L'atmosphère de ce moutier-là était tranquille. Les cérémonies communes réduites au minimum : la principale était, à l'aube, le rassemblement de tous les présents au moutier dans la grande salle pour répéter ensemble le "serment d'assistance". Pour le reste, le temps libre hors du service était surtout consacré aux études et à la pratique, individuelle ou en petits groupes, et à la préparation de médicaments. Le moutier avait un grand jardin où cultiver des plantes médicinales. Et parfois un groupe de Réunis partaient chercher les herbes sauvages qu'ils n'arrivaient pas à cultiver au jardin. Et entre les moutiers ils échangeaient leurs herbes et leurs préparations, ainsi que les conclusions de leurs recherches.

Jarvis, sous l'apparence tranquille de ce moutier, détecta néanmoins une indéfinissable tension. Principalement parce que, contrairement aux précédents moutiers, il n'avait trouvé personne sur qui tenter une approche lui paraisse possible. Il y avait un profès, très beau et attirant, nommé Haïne, dont certains détails des regards et des mouvements l'auraient poussé à tenter sa chance, mais quelque chose le retenait. Il sentait en lui quelque chose de dangereux, mais il ne savait pas dire quoi.

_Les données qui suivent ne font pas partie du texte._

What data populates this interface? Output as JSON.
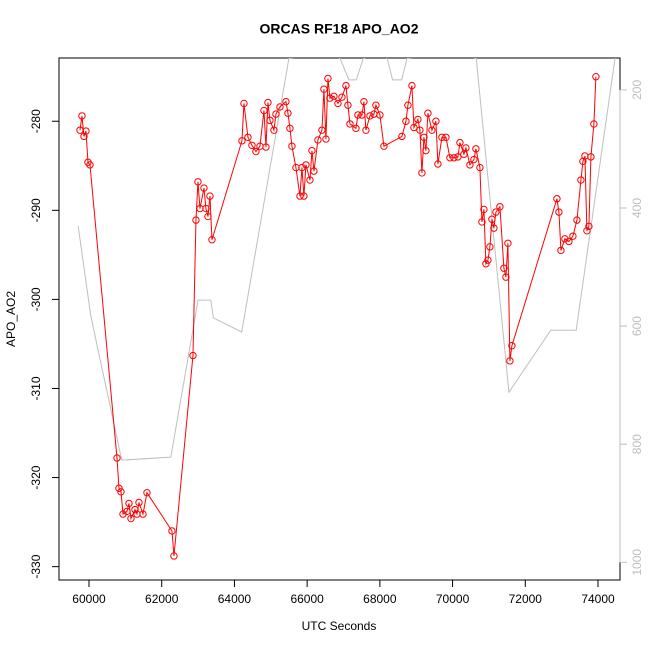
{
  "chart_data": {
    "type": "line",
    "title": "ORCAS RF18 APO_AO2",
    "xlabel": "UTC Seconds",
    "ylabel": "APO_AO2",
    "xlim": [
      59175,
      74605
    ],
    "xticks": [
      60000,
      62000,
      64000,
      66000,
      68000,
      70000,
      72000,
      74000
    ],
    "ylim": [
      -331.5,
      -272.9
    ],
    "yticks": [
      -330,
      -320,
      -310,
      -300,
      -290,
      -280
    ],
    "y2lim": [
      1030,
      146
    ],
    "y2ticks": [
      200,
      400,
      600,
      800,
      1000
    ],
    "series": [
      {
        "color": "#ff0000",
        "markers": true,
        "x": [
          59752,
          59807,
          59862,
          59917,
          59972,
          60027,
          60770,
          60825,
          60880,
          60935,
          61045,
          61100,
          61155,
          61265,
          61320,
          61375,
          61485,
          61595,
          62282,
          62337,
          62860,
          62942,
          62997,
          63052,
          63162,
          63217,
          63272,
          63327,
          63382,
          64207,
          64262,
          64372,
          64482,
          64592,
          64702,
          64812,
          64867,
          64922,
          64977,
          65087,
          65142,
          65252,
          65417,
          65472,
          65527,
          65582,
          65692,
          65802,
          65857,
          65912,
          65967,
          66077,
          66132,
          66187,
          66297,
          66407,
          66462,
          66517,
          66572,
          66627,
          66737,
          66847,
          66957,
          67067,
          67122,
          67177,
          67342,
          67397,
          67507,
          67562,
          67617,
          67727,
          67837,
          67892,
          68002,
          68112,
          68607,
          68717,
          68772,
          68882,
          68937,
          69047,
          69102,
          69157,
          69212,
          69267,
          69322,
          69432,
          69542,
          69597,
          69707,
          69817,
          69927,
          70037,
          70147,
          70202,
          70312,
          70367,
          70477,
          70587,
          70642,
          70752,
          70807,
          70862,
          70917,
          70972,
          71027,
          71082,
          71137,
          71192,
          71302,
          71412,
          71467,
          71522,
          71577,
          71632,
          72870,
          72925,
          72980,
          73090,
          73200,
          73310,
          73420,
          73530,
          73585,
          73640,
          73695,
          73750,
          73805,
          73887,
          73942
        ],
        "values": [
          -281.0,
          -279.4,
          -281.7,
          -281.1,
          -284.6,
          -284.9,
          -317.8,
          -321.2,
          -321.6,
          -324.1,
          -323.8,
          -322.9,
          -324.6,
          -323.6,
          -324.1,
          -322.8,
          -324.1,
          -321.7,
          -326.0,
          -328.8,
          -306.3,
          -291.1,
          -286.8,
          -289.8,
          -287.5,
          -289.8,
          -290.7,
          -288.4,
          -293.3,
          -282.2,
          -278.0,
          -281.8,
          -282.7,
          -283.4,
          -282.8,
          -278.8,
          -282.9,
          -277.9,
          -279.9,
          -281.0,
          -279.2,
          -278.4,
          -277.8,
          -279.1,
          -280.8,
          -282.8,
          -285.2,
          -288.4,
          -285.2,
          -288.4,
          -284.9,
          -286.6,
          -283.3,
          -285.6,
          -282.1,
          -281.0,
          -276.4,
          -282.0,
          -275.2,
          -277.4,
          -277.2,
          -278.0,
          -277.3,
          -276.0,
          -278.2,
          -280.3,
          -280.8,
          -279.3,
          -279.3,
          -277.8,
          -281.0,
          -279.4,
          -279.2,
          -278.2,
          -279.3,
          -282.8,
          -281.7,
          -280.0,
          -278.2,
          -276.0,
          -280.7,
          -279.8,
          -281.0,
          -285.8,
          -281.8,
          -283.3,
          -279.1,
          -281.0,
          -280.0,
          -284.8,
          -281.8,
          -281.8,
          -284.1,
          -284.1,
          -284.0,
          -282.4,
          -283.7,
          -283.0,
          -284.9,
          -284.3,
          -283.1,
          -285.2,
          -291.3,
          -289.9,
          -296.0,
          -295.6,
          -294.1,
          -291.0,
          -292.0,
          -290.2,
          -289.6,
          -296.5,
          -297.5,
          -293.7,
          -306.9,
          -305.2,
          -288.7,
          -290.2,
          -294.5,
          -293.2,
          -293.5,
          -292.9,
          -291.1,
          -286.6,
          -284.5,
          -283.9,
          -292.3,
          -291.8,
          -284.0,
          -280.3,
          -275.0
        ]
      },
      {
        "color": "#bebebe",
        "axis": "y2",
        "markers": false,
        "x": [
          59700,
          60050,
          60900,
          62250,
          63000,
          63350,
          63420,
          64200,
          65500,
          66600,
          66900,
          67150,
          67350,
          67550,
          68000,
          68200,
          68350,
          68600,
          68750,
          70000,
          70650,
          71550,
          72700,
          73400,
          74470
        ],
        "values": [
          430,
          583,
          827,
          822,
          556,
          556,
          586,
          610,
          146,
          140,
          146,
          183,
          183,
          146,
          140,
          146,
          183,
          183,
          146,
          140,
          146,
          712,
          607,
          607,
          146
        ]
      }
    ]
  }
}
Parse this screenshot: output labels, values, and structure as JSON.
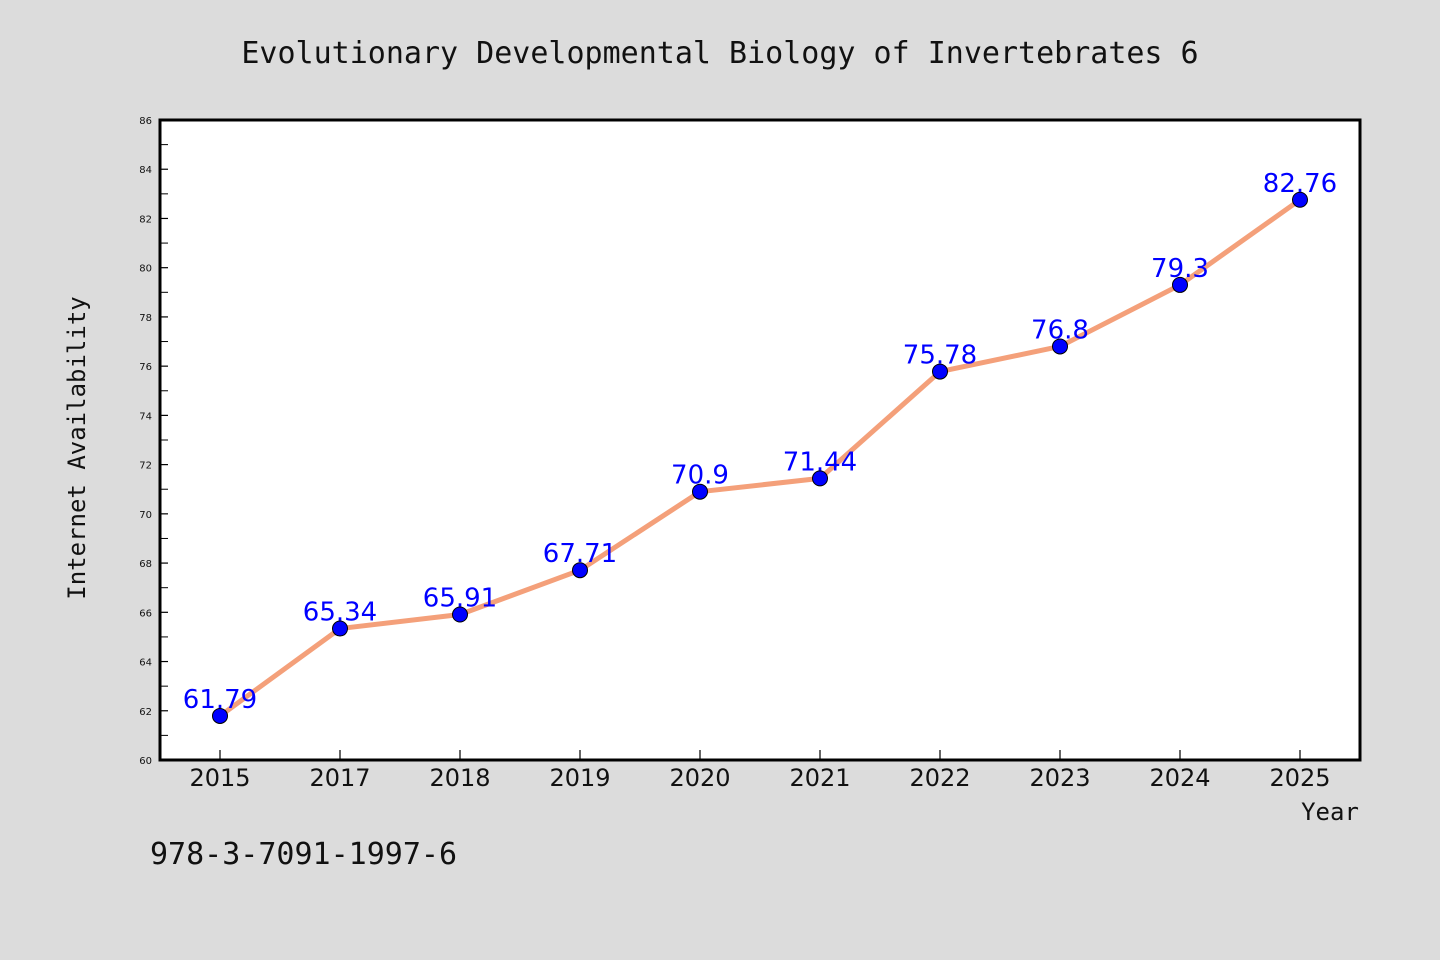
{
  "chart_data": {
    "type": "line",
    "title": "Evolutionary Developmental Biology of Invertebrates 6",
    "xlabel": "Year",
    "ylabel": "Internet Availability",
    "categories": [
      "2015",
      "2017",
      "2018",
      "2019",
      "2020",
      "2021",
      "2022",
      "2023",
      "2024",
      "2025"
    ],
    "series": [
      {
        "values": [
          61.79,
          65.34,
          65.91,
          67.71,
          70.9,
          71.44,
          75.78,
          76.8,
          79.3,
          82.76
        ],
        "labels": [
          "61.79",
          "65.34",
          "65.91",
          "67.71",
          "70.9",
          "71.44",
          "75.78",
          "76.8",
          "79.3",
          "82.76"
        ]
      }
    ],
    "ylim": [
      60,
      86
    ],
    "yticks": [
      "60",
      "62",
      "64",
      "66",
      "68",
      "70",
      "72",
      "74",
      "76",
      "78",
      "80",
      "82",
      "84",
      "86"
    ],
    "grid": false,
    "legend": "none",
    "colors": {
      "line": "#f4a07a",
      "marker": "#0000ff",
      "data_label": "#0000ff",
      "background": "#dcdcdc",
      "plot_background": "#ffffff"
    }
  },
  "footer": {
    "isbn": "978-3-7091-1997-6"
  }
}
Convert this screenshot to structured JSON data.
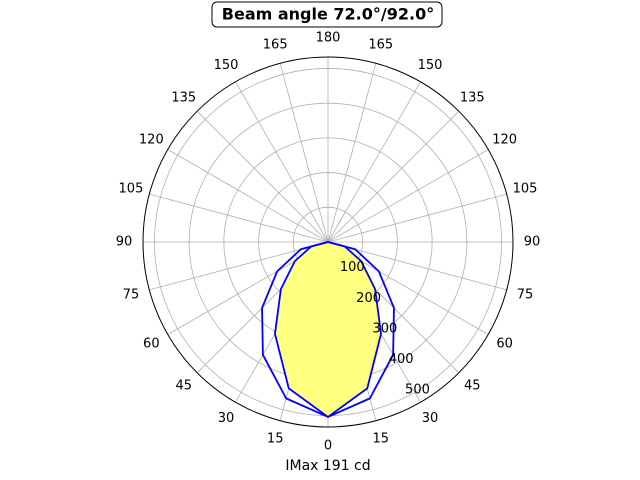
{
  "chart_data": {
    "type": "polar",
    "title": "Beam angle 72.0°/92.0°",
    "xlabel": "IMax 191 cd",
    "theta": [
      -90,
      -75,
      -60,
      -45,
      -30,
      -15,
      0,
      15,
      30,
      45,
      60,
      75,
      90
    ],
    "series": [
      {
        "color": "#0000ff",
        "fill": "#ffff80",
        "values": [
          0,
          50.2,
          110.3,
          192.0,
          305.6,
          436.7,
          504,
          436.7,
          305.6,
          192.0,
          110.3,
          50.2,
          0
        ]
      },
      {
        "color": "#0000ff",
        "values": [
          0,
          81.1,
          169.2,
          268.7,
          375.2,
          466.4,
          504,
          466.4,
          375.2,
          268.7,
          169.2,
          81.1,
          0
        ]
      }
    ],
    "ylim": [
      0,
      533
    ],
    "yticks": [
      100,
      200,
      300,
      400,
      500
    ],
    "xticks": [
      {
        "value": -165,
        "label": "165"
      },
      {
        "value": -150,
        "label": "150"
      },
      {
        "value": -135,
        "label": "135"
      },
      {
        "value": -120,
        "label": "120"
      },
      {
        "value": -105,
        "label": "105"
      },
      {
        "value": -90,
        "label": "90"
      },
      {
        "value": -75,
        "label": "75"
      },
      {
        "value": -60,
        "label": "60"
      },
      {
        "value": -45,
        "label": "45"
      },
      {
        "value": -30,
        "label": "30"
      },
      {
        "value": -15,
        "label": "15"
      },
      0,
      15,
      30,
      45,
      60,
      75,
      90,
      105,
      120,
      135,
      150,
      165,
      180
    ],
    "grid": true
  }
}
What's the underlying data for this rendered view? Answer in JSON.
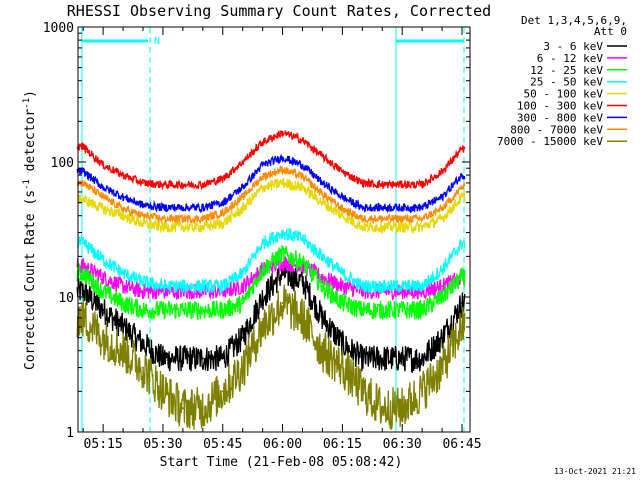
{
  "chart_data": {
    "type": "line",
    "title": "RHESSI Observing Summary Count Rates, Corrected",
    "xlabel": "Start Time (21-Feb-08 05:08:42)",
    "ylabel_main": "Corrected Count Rate (s",
    "ylabel_sup1": "-1",
    "ylabel_mid": " detector",
    "ylabel_sup2": "-1",
    "ylabel_end": ")",
    "yscale": "log",
    "ylim": [
      1,
      1000
    ],
    "xlim": [
      "05:08:42",
      "06:47:00"
    ],
    "x_ticks": [
      "05:15",
      "05:30",
      "05:45",
      "06:00",
      "06:15",
      "06:30",
      "06:45"
    ],
    "y_ticks": [
      "1",
      "10",
      "100",
      "1000"
    ],
    "legend_header": [
      "Det 1,3,4,5,6,9,",
      "Att 0"
    ],
    "legend_placement": "right",
    "x": [
      "05:10",
      "05:15",
      "05:20",
      "05:25",
      "05:30",
      "05:35",
      "05:40",
      "05:45",
      "05:50",
      "05:55",
      "06:00",
      "06:05",
      "06:10",
      "06:15",
      "06:20",
      "06:25",
      "06:30",
      "06:35",
      "06:40",
      "06:45"
    ],
    "series": [
      {
        "name": "3 - 6 keV",
        "color": "#000000",
        "values": [
          11,
          8,
          6,
          4.5,
          3.5,
          3.5,
          3.5,
          3.5,
          5,
          10,
          15,
          13,
          7,
          4.5,
          3.5,
          3.5,
          3.5,
          3.5,
          5,
          9
        ]
      },
      {
        "name": "6 - 12 keV",
        "color": "#ff00ff",
        "values": [
          17,
          14,
          12,
          11,
          11,
          11,
          11,
          11,
          12,
          16,
          18,
          17,
          14,
          12,
          11,
          11,
          11,
          11,
          12,
          14
        ]
      },
      {
        "name": "12 - 25 keV",
        "color": "#00ff00",
        "values": [
          15,
          11,
          9,
          8,
          8,
          8,
          8,
          8,
          9,
          16,
          21,
          18,
          12,
          9,
          8,
          8,
          8,
          8,
          10,
          14
        ]
      },
      {
        "name": "25 - 50 keV",
        "color": "#00ffff",
        "values": [
          25,
          19,
          15,
          13,
          12,
          12,
          12,
          12,
          15,
          25,
          30,
          27,
          20,
          15,
          12,
          12,
          12,
          12,
          16,
          25
        ]
      },
      {
        "name": "50 - 100 keV",
        "color": "#e6d800",
        "values": [
          53,
          45,
          40,
          35,
          33,
          33,
          33,
          35,
          45,
          65,
          70,
          65,
          50,
          40,
          33,
          33,
          33,
          33,
          38,
          55
        ]
      },
      {
        "name": "100 - 300 keV",
        "color": "#ff0000",
        "values": [
          130,
          95,
          80,
          70,
          68,
          68,
          68,
          75,
          100,
          140,
          165,
          145,
          110,
          85,
          70,
          68,
          68,
          68,
          85,
          125
        ]
      },
      {
        "name": "300 - 800 keV",
        "color": "#0000ff",
        "values": [
          85,
          65,
          55,
          48,
          46,
          46,
          46,
          50,
          65,
          95,
          108,
          95,
          70,
          55,
          46,
          46,
          46,
          46,
          55,
          80
        ]
      },
      {
        "name": "800 - 7000 keV",
        "color": "#ff8c00",
        "values": [
          70,
          55,
          45,
          40,
          38,
          38,
          38,
          42,
          55,
          78,
          88,
          78,
          58,
          45,
          38,
          38,
          38,
          38,
          45,
          65
        ]
      },
      {
        "name": "7000 - 15000 keV",
        "color": "#808000",
        "values": [
          7,
          5,
          4,
          3,
          2,
          1.5,
          1.5,
          2,
          3,
          6,
          9,
          7,
          4,
          3,
          2,
          1.5,
          1.5,
          2,
          3,
          6
        ]
      }
    ],
    "marker_label": "N",
    "timestamp": "13-Oct-2021 21:21"
  }
}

Il était toujours très gentil, peut-être trop, souriant, sûr de lui. Il était d'évidence respecté au moutier. C'était un excellent chirurgien et on disait qu'il serait vite maître, malgré ses vingt-sept ans. Sa tunique était toujours impeccable, bien repassée, d'un blanc immaculé et d'un vert sans tâche. Il semblait au mieux avec le doyen, un maître expert en pharmacie, un grand ascète quinquagénaire. A un moment, Jarvis se demanda si ces deux-là n'étaient pas amants.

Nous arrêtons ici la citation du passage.